There is no equivalent to the MAT program for methamphetamine use, officials said.

CHS stressed that none of the individuals identified as dying from overdoses in 2024 or 2025 was on the waitlist for medication-assisted treatment. The department, citing privacy concerns, declined to say whether any were participating in the program, or had refused treatment in the past.

Overdoses have been the second highest cause of deaths in the jails — after “natural” causes — in most years since 2016.

Spike in jail population

One of the reasons for the increased demand for treatment this year is likely due to a spike in the jail’s population.

Nearly 1,000 more people are in the jails as a direct result of the passage of Proposition 36 in 2024. The voter-approved measure placed stricter punishments on repeat drug offenders, but also promised to offer those with addictions an option to have cases dismissed by instead completing a court-approved treatment program. The law did not establish any funding mechanism, however.

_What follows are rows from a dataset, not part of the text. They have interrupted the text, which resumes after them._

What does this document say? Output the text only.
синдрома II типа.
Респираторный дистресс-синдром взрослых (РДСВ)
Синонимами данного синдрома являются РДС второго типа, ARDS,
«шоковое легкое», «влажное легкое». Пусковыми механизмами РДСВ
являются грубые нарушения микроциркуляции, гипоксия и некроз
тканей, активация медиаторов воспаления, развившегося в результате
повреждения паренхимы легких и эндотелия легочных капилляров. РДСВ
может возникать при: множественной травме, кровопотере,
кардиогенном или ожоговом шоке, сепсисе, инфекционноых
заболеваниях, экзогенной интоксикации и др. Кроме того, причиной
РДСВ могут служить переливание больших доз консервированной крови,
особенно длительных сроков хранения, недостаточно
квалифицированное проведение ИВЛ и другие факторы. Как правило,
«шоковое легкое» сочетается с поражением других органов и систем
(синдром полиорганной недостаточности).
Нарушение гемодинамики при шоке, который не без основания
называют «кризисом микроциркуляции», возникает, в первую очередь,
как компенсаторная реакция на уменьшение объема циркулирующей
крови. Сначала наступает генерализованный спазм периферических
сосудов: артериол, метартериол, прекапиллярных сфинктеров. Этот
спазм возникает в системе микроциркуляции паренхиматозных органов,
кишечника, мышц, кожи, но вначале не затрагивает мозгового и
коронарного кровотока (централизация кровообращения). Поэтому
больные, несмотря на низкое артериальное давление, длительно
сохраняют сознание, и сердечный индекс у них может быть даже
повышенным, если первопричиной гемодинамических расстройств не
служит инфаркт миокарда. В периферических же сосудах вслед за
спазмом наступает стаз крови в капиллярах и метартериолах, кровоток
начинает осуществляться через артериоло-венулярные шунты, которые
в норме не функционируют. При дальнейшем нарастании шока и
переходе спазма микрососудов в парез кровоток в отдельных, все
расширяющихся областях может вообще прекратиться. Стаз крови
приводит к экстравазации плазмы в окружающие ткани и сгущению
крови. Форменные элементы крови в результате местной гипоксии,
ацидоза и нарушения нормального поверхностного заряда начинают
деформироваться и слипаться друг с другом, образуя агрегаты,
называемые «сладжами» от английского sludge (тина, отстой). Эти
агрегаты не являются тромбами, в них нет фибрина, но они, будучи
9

Of the 1,629 “treatment-mandated felonies” filed in L.A. County from December 2024 through October 2025, about 20% — or 318 inmates — were either in treatment or sentenced to probation. Only one case had been dismissed as of Nov. 24.

Those diverted to the jails as a result of Prop. 36 have a much “higher need” for medication-assisted treatment, said Layne, the executive director of the CAADPE.

Supervisors weigh in

In response to the coalition’s letter, county Supervisor Janice Hahn said she plans to meet with the head of Correctional Health Services to “discuss the issue and the broader crisis of deaths in our jails.”

“Medication assisted treatment saves lives and everyone in our jails who needs it should be able to get it,” Hahn stated. “While our Department of Health Services has assured me that the number of suboxone doses administered in our jails has doubled in the past year, I am concerned about the growing backlog raised by these experts.”

Supervisor Hilda Solis stated that she is “deeply concerned about rising deaths within our correctional health system, driven in large part by overdoses.”

“The requests outlined in their letter are ones I support and believe would make a meaningful impact in reducing overdoses in our jails,” Solis said. “Every person in custody deserves timely, adequate, and humane health care, and we must continue working to achieve this goal.”